Dr. Sanjay Gupta is a neurosurgeon and plays a neurosurgeon on TV. That is, he’s the chief medical correspondent at CNN. He’s a bestselling author (both fiction and nonfiction) won an Emmy, and has been discussed (in 2009) as a possible Surgeon General. Big cheese. He writes a column for Time, and is a special correspondent for CBS News. Busy cheese.
Earlier this month – a few days before his extensively researched TV special, Weed, ran, Gupta did a piece for CNN called “Why I Changed My Mind on Weed.” In it he apologized for earlier remarks in which he opposed the use of medical marijuana. Remarks he’d made strongly in his Time column in January 2009. (How odd – that was when he was up for a big government job, wasn’t it?) That column was called “Why I would Vote No on Pot.”
Someone moved his cheese!
Here’s part of what he said (it’s long and lots of it is about how we should watch the show):
Over the last year, I have been working on a new documentary called “Weed.”…
I… wrote about this in a TIME magazine article, back in 2009, titled “Why I would Vote No on Pot.”
Well, I am here to apologize.
I apologize because I didn’t look hard enough, until now. I didn’t look far enough. I didn’t review papers from smaller labs in other countries doing some remarkable research, and I was too dismissive of the loud chorus of legitimate patients whose symptoms improved on cannabis.

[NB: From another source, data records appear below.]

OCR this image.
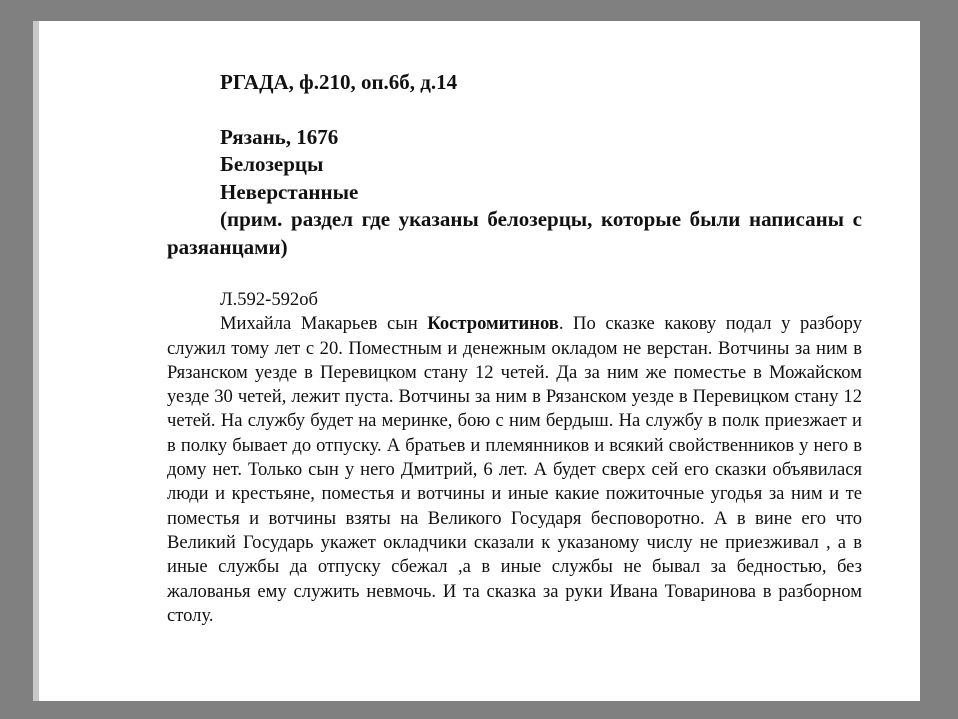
РГАДА, ф.210, оп.6б, д.14

Рязань, 1676

Белозерцы

Неверстанные

(прим. раздел где указаны белозерцы, которые были написаны с разяанцами)

Л.592-592об

Михайла Макарьев сын Костромитинов. По сказке какову подал у разбору служил тому лет с 20. Поместным и денежным окладом не верстан. Вотчины за ним в Рязанском уезде в Перевицком стану 12 четей. Да за ним же поместье в Можайском уезде 30 четей, лежит пуста. Вотчины за ним в Рязанском уезде в Перевицком стану 12 четей. На службу будет на меринке, бою с ним бердыш. На службу в полк приезжает и в полку бывает до отпуску. А братьев и племянников и всякий свойственников у него в дому нет. Только сын у него Дмитрий, 6 лет. А будет сверх сей его сказки объявилася люди и крестьяне, поместья и вотчины и иные какие пожиточные угодья за ним и те поместья и вотчины взяты на Великого Государя бесповоротно. А в вине его что Великий Государь укажет окладчики сказали к указаному числу не приезживал , а в иные службы да отпуску сбежал ,а в иные службы не бывал за бедностью, без жалованья ему служить невмочь. И та сказка за руки Ивана Товаринова в разборном столу.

Instead, I lumped them with the high-visibility malingerers, just looking to get high. I mistakenly believed the Drug Enforcement Agency listed marijuana as a schedule 1 substance because of sound scientific proof….
…We have been terribly and systematically misled for nearly 70 years in the United States, and I apologize for my own role in that.
I hope this article and upcoming documentary will help set the record straight.
Snarly says she thinks it’s a good apology. I agree. He takes responsibility, and he’s specific. His apology, and the documentary, are steps towards more intelligent medical approaches to marijuana. While all this serves to promote the documentary, it sounds like it’s worth promoting, with a lot of interesting history, for one thing.
But I think he should go farther.
In the Time piece, Gupta wrote “Why do I care? Dr. Nora Volkow, director of the National Institute on Drug Abuse, puts it, ‘Numerous deleterious health consequences are associated with [marijuana's] short- and long-term use, including the possibility of becoming addicted.’” Oh please.
He also wrote, “I’m here to tell you, as a doctor, that despite all the talk about the medical benefits of marijuana, smoking the stuff is not going to do your health any good.”
‘I’m here to tell you, as a doctor…’ He’s using medical clout (never mind celebrity clout) to emphasize what the National Institute on Drug Abuse and the DEA told him. Heck, we could read their press releases ourselves. We don’t need a doctor.
He says he didn’t look hard enough at the research. He fell for a line. That’s good, but it would be even better if he talked about the intellectual perils of medical celebrity. About the temptation to say “as a doctor…” when you’re not basing your remarks on medical research.
And maybe he will, if that’s what his next documentary is about.